Fundal Massages – This is where the staff check to see how your uterus is doing with contracting back to the original size. I would highly recommend stating that you need consent to be obtained prior to this being done and requesting that it be started as a light pressure working up to deeper/firmer pressure as needed.

It is a good idea to also state what you would like done with baby or would like to avoid. For instance eye ointment, baby’s first bath, and if you are planning to breastfeed or would like to start with formula.

what to do with your birth plan

Once you’ve gone through all the things in your birth plan with your Care Provider(s) it’s a good idea to have a couple of copies printed up. Give one to each care provider, and stick one in your birthing bag.

It may be that you don’t even bring the plan out of the bag during labor, but having it can be a great help in communicating and digging to find out all the information you want/need before you go into labor.

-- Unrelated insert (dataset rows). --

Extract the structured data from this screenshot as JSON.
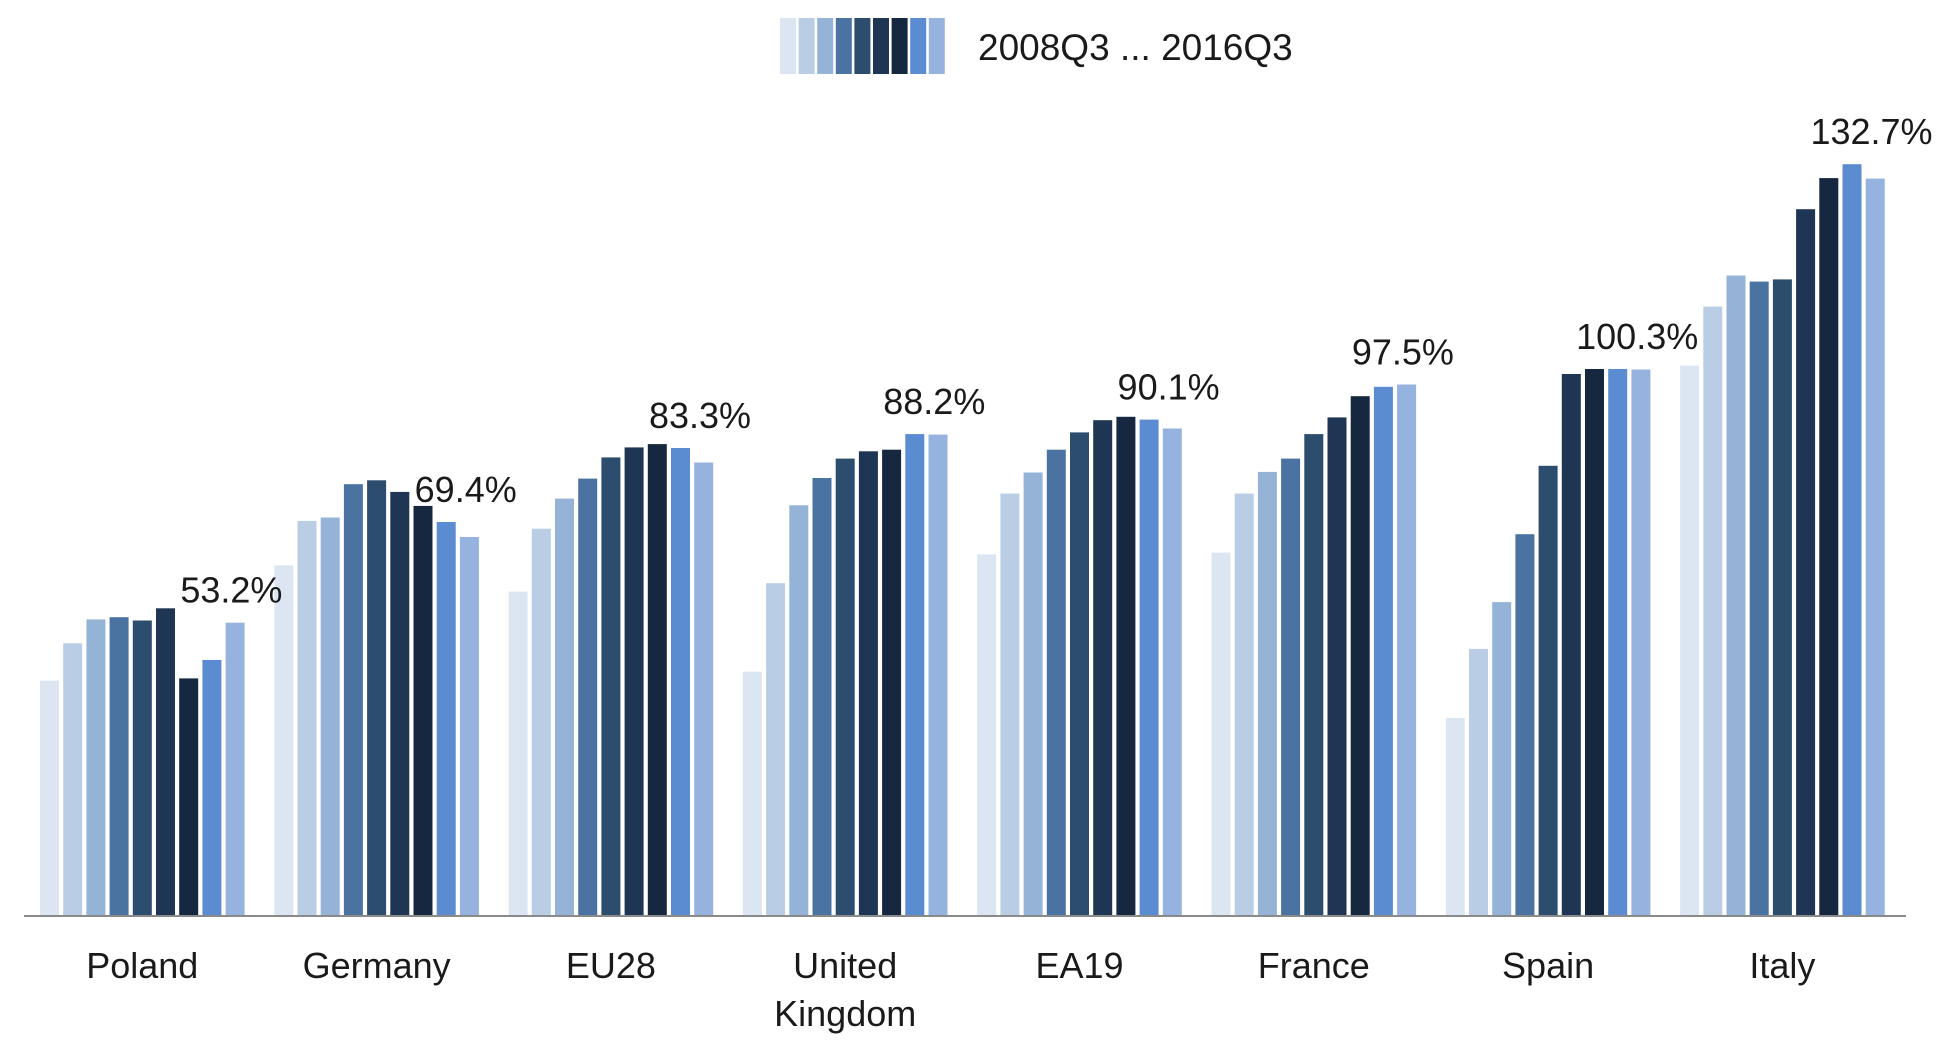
{
  "legend": {
    "label": "2008Q3 ... 2016Q3",
    "swatch_colors": [
      "#dce6f2",
      "#b9cde4",
      "#95b3d7",
      "#4a73a1",
      "#2c4d6d",
      "#1e3553",
      "#162840",
      "#5b8bd0",
      "#95b3de"
    ]
  },
  "chart_data": {
    "type": "bar",
    "title": "",
    "xlabel": "",
    "ylabel": "",
    "ylim": [
      0,
      140
    ],
    "grid": false,
    "legend_position": "top-center",
    "legend_label": "2008Q3 ... 2016Q3",
    "categories": [
      "Poland",
      "Germany",
      "EU28",
      "United Kingdom",
      "EA19",
      "France",
      "Spain",
      "Italy"
    ],
    "category_labels": [
      [
        "Poland"
      ],
      [
        "Germany"
      ],
      [
        "EU28"
      ],
      [
        "United",
        "Kingdom"
      ],
      [
        "EA19"
      ],
      [
        "France"
      ],
      [
        "Spain"
      ],
      [
        "Italy"
      ]
    ],
    "series_colors": [
      "#dce6f2",
      "#b9cde4",
      "#95b3d7",
      "#4a73a1",
      "#2c4d6d",
      "#1e3553",
      "#162840",
      "#5b8bd0",
      "#95b3de"
    ],
    "values": [
      [
        42.3,
        49.0,
        53.3,
        53.7,
        53.1,
        55.3,
        42.7,
        46.0,
        52.7
      ],
      [
        63.0,
        71.0,
        71.6,
        77.6,
        78.3,
        76.2,
        73.7,
        70.8,
        68.1
      ],
      [
        58.3,
        69.6,
        75.0,
        78.6,
        82.4,
        84.2,
        84.8,
        84.1,
        81.5
      ],
      [
        43.9,
        59.8,
        73.8,
        78.7,
        82.2,
        83.5,
        83.8,
        86.6,
        86.5
      ],
      [
        65.0,
        75.9,
        79.7,
        83.8,
        86.9,
        89.1,
        89.7,
        89.2,
        87.6
      ],
      [
        65.3,
        75.9,
        79.8,
        82.2,
        86.6,
        89.6,
        93.4,
        95.1,
        95.5
      ],
      [
        35.6,
        48.0,
        56.4,
        68.6,
        80.9,
        97.4,
        98.3,
        98.3,
        98.2
      ],
      [
        98.9,
        109.5,
        115.1,
        114.0,
        114.4,
        127.0,
        132.6,
        135.1,
        132.5
      ]
    ],
    "value_labels": [
      "53.2%",
      "69.4%",
      "83.3%",
      "88.2%",
      "90.1%",
      "97.5%",
      "100.3%",
      "132.7%"
    ]
  }
}
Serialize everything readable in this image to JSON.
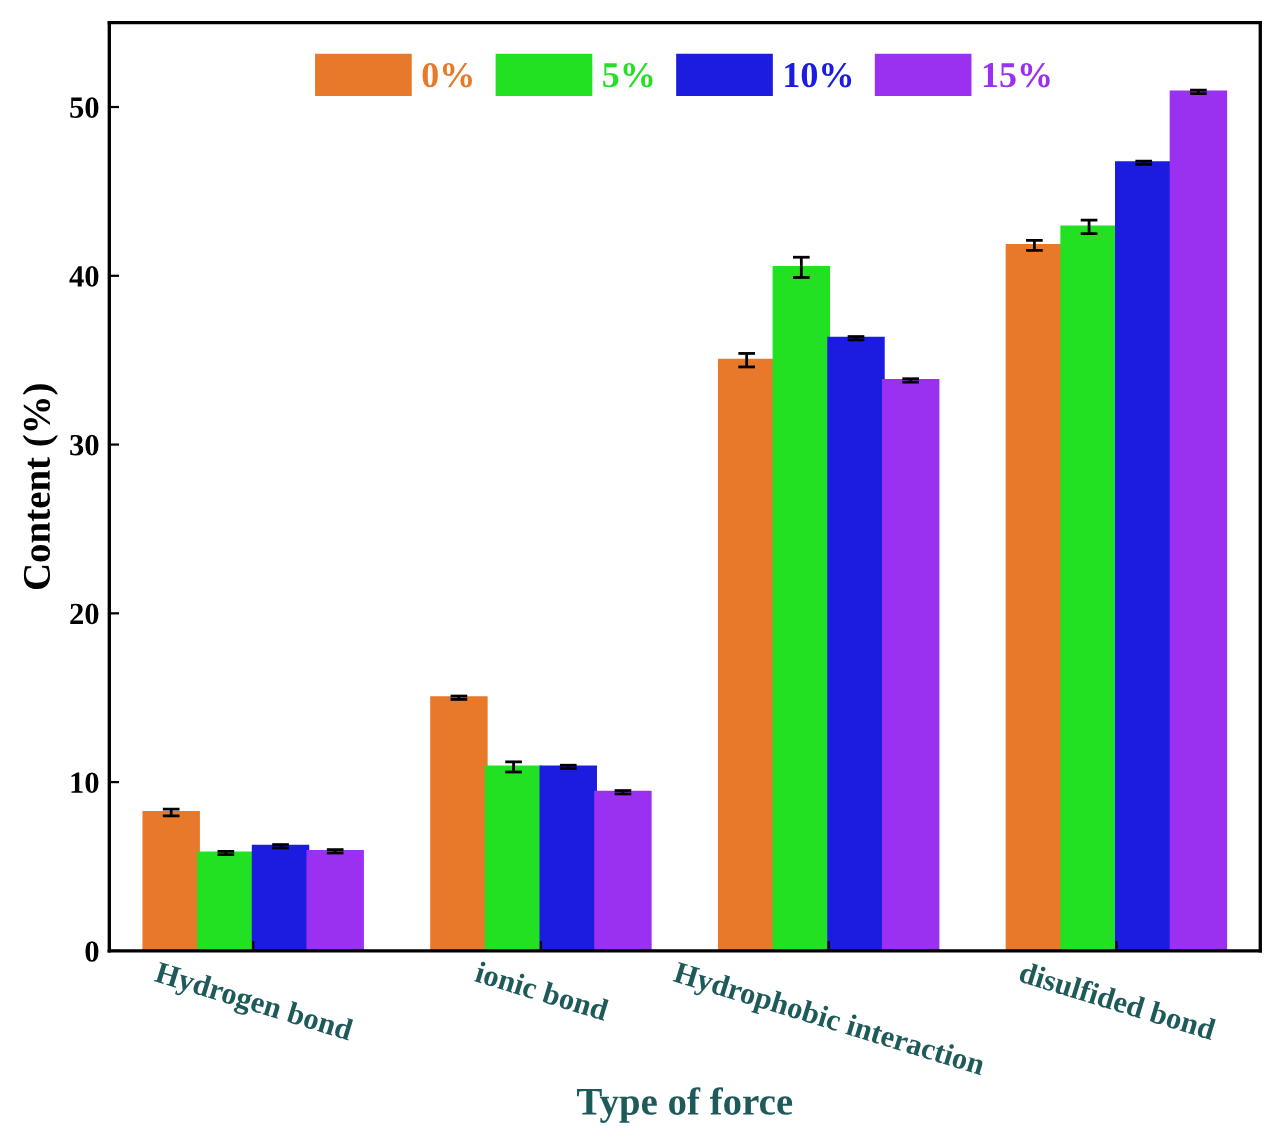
{
  "chart_data": {
    "type": "bar",
    "xlabel": "Type of force",
    "ylabel": "Content (%)",
    "categories": [
      "Hydrogen bond",
      "ionic bond",
      "Hydrophobic interaction",
      "disulfided bond"
    ],
    "series": [
      {
        "name": "0%",
        "color": "#e8782a",
        "values": [
          8.2,
          15.0,
          35.0,
          41.8
        ],
        "errors": [
          0.2,
          0.1,
          0.4,
          0.3
        ]
      },
      {
        "name": "5%",
        "color": "#22e022",
        "values": [
          5.8,
          10.9,
          40.5,
          42.9
        ],
        "errors": [
          0.1,
          0.3,
          0.6,
          0.4
        ]
      },
      {
        "name": "10%",
        "color": "#1c1ce0",
        "values": [
          6.2,
          10.9,
          36.3,
          46.7
        ],
        "errors": [
          0.1,
          0.1,
          0.1,
          0.1
        ]
      },
      {
        "name": "15%",
        "color": "#9a30f0",
        "values": [
          5.9,
          9.4,
          33.8,
          50.9
        ],
        "errors": [
          0.1,
          0.1,
          0.1,
          0.1
        ]
      }
    ],
    "ylim": [
      0,
      55
    ],
    "yticks": [
      0,
      10,
      20,
      30,
      40,
      50
    ],
    "grid": false,
    "legend": "top"
  }
}
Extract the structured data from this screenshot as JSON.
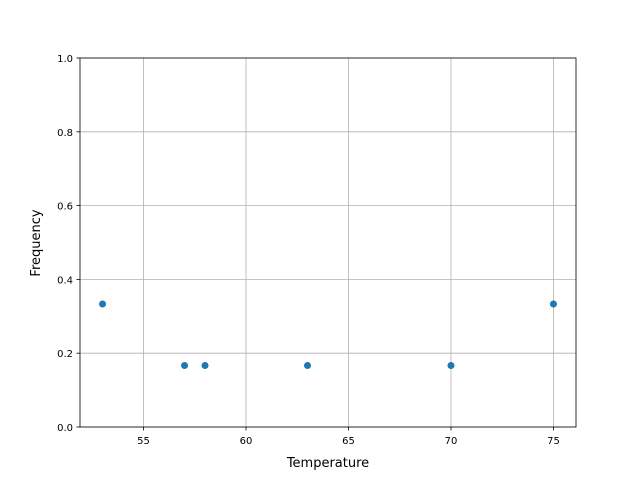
{
  "chart_data": {
    "type": "scatter",
    "title": "",
    "xlabel": "Temperature",
    "ylabel": "Frequency",
    "xlim": [
      51.9,
      76.1
    ],
    "ylim": [
      0,
      1.0
    ],
    "xticks": [
      55,
      60,
      65,
      70,
      75
    ],
    "xtick_labels": [
      "55",
      "60",
      "65",
      "70",
      "75"
    ],
    "yticks": [
      0,
      0.2,
      0.4,
      0.6,
      0.8,
      1.0
    ],
    "ytick_labels": [
      "0.0",
      "0.2",
      "0.4",
      "0.6",
      "0.8",
      "1.0"
    ],
    "grid": true,
    "color": "#1f77b4",
    "x": [
      53,
      57,
      58,
      63,
      70,
      75
    ],
    "y": [
      0.3333,
      0.1667,
      0.1667,
      0.1667,
      0.1667,
      0.3333
    ]
  }
}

I believe that the best part of a birth plan is that it makes you look at all the things that could help you have the experience you want in this birth. It helps build trust with your care providers and keeps the lines of communication open between everyone supporting you and yourself.

So take the time to think about what it is that you want for this birth because the end goal is not just a healthy baby and Mamma. But to have an experience that you remember in a positive light.